I need to build a partial Inverted Index. Something like:

l = {{x, {h, a, b, c}}, {y, {c, d, e}}}
iI[l]
(*
-> {{a, {x}}, {b, {x}}, {c, {x, y}}, {d, {y}}, {e, {y}}, {h, {x}}}
*)

I think it is pretty clear what it does. In the input list, the {x, y ...} are unique, while the {a, b, c, ..} are not. The output ought to be ordered by #[[1]].

Right now, I am doing this:

iI[list_List] := {#, list[[Position[list, #][[All, 1]]]][[All, 1]]} & /@ 
                     (Union@Flatten@Last@Transpose@list)

But it looks too convoluted for such an easy task, seems too slow, and I should be able to cope with Legion.
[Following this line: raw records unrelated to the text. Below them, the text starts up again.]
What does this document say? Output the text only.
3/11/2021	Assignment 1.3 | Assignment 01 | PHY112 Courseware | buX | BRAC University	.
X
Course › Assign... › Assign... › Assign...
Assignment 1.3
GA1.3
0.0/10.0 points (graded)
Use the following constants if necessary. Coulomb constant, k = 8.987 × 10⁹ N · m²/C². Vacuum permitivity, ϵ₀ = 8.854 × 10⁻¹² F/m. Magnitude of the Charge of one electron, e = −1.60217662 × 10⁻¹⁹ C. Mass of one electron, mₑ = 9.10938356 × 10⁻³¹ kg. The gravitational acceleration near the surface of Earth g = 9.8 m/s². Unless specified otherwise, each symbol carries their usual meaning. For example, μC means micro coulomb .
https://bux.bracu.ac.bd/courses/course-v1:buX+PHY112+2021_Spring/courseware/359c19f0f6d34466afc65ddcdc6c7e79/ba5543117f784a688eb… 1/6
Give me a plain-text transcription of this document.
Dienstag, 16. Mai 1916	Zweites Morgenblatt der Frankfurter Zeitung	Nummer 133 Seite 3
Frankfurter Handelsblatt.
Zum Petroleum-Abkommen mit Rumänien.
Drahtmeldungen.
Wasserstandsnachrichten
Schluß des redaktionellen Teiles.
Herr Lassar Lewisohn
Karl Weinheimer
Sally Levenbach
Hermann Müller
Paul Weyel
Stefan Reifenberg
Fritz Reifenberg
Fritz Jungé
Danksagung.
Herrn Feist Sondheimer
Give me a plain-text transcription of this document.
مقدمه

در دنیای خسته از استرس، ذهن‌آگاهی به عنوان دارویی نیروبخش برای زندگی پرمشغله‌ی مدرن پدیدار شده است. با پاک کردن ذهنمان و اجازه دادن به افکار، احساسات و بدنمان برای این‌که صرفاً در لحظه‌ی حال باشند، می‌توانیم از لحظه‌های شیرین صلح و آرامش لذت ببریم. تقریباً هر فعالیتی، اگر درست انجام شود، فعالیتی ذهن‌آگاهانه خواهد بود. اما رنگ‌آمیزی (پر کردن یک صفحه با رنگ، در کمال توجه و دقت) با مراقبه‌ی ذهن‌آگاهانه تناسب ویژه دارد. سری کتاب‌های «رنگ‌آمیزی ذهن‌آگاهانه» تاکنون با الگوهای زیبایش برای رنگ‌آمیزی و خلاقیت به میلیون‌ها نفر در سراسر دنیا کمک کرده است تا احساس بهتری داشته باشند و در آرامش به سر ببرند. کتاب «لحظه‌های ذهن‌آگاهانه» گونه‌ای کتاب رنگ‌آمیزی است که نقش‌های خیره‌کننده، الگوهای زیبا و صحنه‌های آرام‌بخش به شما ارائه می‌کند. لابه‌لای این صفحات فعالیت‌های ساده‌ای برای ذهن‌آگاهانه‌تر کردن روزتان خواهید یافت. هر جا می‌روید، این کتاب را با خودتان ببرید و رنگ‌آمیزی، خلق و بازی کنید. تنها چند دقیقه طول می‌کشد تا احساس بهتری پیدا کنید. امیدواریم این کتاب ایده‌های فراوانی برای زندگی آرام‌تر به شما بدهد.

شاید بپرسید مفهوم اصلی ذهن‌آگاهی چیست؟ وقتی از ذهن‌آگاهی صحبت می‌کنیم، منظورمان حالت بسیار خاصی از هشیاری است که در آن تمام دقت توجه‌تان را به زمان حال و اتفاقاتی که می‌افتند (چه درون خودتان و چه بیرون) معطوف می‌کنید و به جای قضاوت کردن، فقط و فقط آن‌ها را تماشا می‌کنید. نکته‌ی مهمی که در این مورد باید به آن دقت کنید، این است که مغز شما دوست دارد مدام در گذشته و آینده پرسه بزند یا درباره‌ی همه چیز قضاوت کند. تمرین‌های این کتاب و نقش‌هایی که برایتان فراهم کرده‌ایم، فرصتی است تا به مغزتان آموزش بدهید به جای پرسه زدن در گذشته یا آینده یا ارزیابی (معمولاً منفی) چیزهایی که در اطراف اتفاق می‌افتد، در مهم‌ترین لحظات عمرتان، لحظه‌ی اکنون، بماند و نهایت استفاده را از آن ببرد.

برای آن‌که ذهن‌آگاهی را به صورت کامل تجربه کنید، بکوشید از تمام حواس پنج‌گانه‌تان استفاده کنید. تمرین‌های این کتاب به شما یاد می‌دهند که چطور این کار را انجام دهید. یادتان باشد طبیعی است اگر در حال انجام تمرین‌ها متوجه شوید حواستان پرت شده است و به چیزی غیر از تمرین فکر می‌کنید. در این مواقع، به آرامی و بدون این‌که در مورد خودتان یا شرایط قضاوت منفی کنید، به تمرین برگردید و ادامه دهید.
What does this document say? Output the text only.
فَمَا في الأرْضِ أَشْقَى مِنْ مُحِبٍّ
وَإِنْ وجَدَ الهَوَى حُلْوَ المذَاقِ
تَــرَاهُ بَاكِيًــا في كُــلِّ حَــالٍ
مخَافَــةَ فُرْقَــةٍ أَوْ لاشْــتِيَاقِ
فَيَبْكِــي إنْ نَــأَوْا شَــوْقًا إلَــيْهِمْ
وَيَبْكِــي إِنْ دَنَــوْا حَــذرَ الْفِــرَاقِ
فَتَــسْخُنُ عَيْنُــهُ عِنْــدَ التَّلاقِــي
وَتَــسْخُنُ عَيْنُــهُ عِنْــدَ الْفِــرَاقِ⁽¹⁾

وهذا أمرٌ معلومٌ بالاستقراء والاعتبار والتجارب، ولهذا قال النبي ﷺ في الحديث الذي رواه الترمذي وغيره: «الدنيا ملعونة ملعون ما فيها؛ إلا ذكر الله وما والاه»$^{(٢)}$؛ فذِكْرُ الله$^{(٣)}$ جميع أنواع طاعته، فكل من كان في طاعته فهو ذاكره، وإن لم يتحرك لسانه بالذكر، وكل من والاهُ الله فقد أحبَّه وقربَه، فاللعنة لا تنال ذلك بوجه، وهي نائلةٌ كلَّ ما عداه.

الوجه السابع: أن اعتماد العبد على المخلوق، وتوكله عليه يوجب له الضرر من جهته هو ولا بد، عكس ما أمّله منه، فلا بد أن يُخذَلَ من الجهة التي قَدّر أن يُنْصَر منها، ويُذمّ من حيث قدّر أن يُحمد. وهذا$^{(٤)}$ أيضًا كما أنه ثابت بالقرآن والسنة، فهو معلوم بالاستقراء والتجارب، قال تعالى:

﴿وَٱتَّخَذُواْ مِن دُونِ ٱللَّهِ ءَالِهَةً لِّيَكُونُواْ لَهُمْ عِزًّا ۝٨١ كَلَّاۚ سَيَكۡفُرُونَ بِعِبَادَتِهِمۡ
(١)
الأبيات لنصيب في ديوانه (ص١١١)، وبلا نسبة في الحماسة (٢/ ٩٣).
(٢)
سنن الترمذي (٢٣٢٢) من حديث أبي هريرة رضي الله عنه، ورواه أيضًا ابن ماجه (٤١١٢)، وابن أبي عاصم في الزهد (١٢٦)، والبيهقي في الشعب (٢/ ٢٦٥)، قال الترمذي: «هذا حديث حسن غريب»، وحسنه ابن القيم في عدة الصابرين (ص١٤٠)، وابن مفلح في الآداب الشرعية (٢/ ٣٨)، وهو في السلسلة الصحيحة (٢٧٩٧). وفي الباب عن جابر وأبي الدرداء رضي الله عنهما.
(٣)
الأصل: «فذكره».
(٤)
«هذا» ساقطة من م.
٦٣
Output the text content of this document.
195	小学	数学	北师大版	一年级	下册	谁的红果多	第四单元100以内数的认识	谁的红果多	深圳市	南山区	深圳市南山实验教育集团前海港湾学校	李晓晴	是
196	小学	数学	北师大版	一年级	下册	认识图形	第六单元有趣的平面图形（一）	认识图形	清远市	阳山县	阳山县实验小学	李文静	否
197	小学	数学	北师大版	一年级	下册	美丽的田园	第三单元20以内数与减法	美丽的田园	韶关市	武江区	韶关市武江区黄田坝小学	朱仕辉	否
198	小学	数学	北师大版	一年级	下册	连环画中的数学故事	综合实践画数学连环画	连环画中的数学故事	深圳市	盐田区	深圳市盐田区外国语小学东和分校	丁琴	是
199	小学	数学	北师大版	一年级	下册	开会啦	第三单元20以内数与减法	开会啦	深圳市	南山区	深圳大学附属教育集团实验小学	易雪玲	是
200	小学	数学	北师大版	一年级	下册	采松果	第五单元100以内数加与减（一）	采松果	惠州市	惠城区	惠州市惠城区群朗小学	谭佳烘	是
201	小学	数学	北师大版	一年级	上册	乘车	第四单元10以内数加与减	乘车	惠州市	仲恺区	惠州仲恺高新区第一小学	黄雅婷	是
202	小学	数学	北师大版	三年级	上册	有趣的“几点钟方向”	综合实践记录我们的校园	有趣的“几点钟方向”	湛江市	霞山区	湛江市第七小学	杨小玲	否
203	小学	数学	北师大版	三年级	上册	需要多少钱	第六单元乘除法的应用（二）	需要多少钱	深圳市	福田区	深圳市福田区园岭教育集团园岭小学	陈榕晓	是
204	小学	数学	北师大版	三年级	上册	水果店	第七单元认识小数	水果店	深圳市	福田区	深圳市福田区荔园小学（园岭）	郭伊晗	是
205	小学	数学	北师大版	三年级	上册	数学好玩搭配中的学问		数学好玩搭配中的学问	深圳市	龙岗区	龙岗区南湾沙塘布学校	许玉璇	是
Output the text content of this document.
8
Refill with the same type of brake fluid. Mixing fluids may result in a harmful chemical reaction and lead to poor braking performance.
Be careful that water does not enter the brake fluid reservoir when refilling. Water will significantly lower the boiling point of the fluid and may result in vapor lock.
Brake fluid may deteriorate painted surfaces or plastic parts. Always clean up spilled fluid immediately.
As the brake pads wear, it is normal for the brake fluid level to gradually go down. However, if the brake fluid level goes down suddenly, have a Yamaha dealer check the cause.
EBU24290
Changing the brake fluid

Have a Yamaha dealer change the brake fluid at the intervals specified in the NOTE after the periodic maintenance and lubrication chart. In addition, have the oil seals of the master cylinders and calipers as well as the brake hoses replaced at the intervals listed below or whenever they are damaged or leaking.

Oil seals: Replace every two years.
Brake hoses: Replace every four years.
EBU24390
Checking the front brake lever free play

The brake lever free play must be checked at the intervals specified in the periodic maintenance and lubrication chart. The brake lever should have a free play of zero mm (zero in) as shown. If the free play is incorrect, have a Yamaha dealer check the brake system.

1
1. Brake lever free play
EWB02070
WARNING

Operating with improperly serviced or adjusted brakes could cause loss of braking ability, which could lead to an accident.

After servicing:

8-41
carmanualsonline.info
A test drive to compare your results:

words = DictionaryLookup[];
abWords = DictionaryLookup["ab" ~~ ___];
l = {#, RandomChoice[abWords, RandomInteger[{1, 30}]]} & /@ words[[1 ;; 3000]];
First@Timing@iI[l]
(*
-> 5.312
*)

So, any ideas for an speedup?

Answer 1

Seems a classic task for Reap-Sow (improvement in the final version due to @Heike):

iI[list_] := Sort[Reap[Sow @@@ list, _, List][[2]]] 

Then,

iI[l]

{{a, {x}}, {b, {x}}, {c, {x, y}}, {d, {y}}, {e, {y}}, {h, {x}}}

and

In[22]:= 
words=DictionaryLookup[];
abWords=DictionaryLookup["ab"~~___];
l={#,RandomChoice[abWords,RandomInteger[{1,30}]]}&/@words[[1;;3000]];
First@Timing@iI[l]
Out[25]= 0.047

EDIT

Here is an alternative version with a similar (slightly worse) performance:

iIAlt[list_] :=
   Sort@Transpose[{#[[All, 1, 2]], #[[All, All, 1]]}] &@
           GatherBy[Flatten[Thread /@ list, 1], Last];

It is interesting that Reap - Sow here gives an even slightly faster solution than the one based on structural operations.

EDIT 2

Just for an illustration - for those who prefer rule-based solutions, here is one based on a combination of Dispatch and ReplaceList:

iIAlt1[list_] :=
   With[{disp = Dispatch@Flatten[Thread[Rule[#2, #]] & @@@ list]},
       Map[{#, ReplaceList[#, disp]} &, Union @@ list[[All, 2]]]]

It is about 2-3 times slower than the other two, though.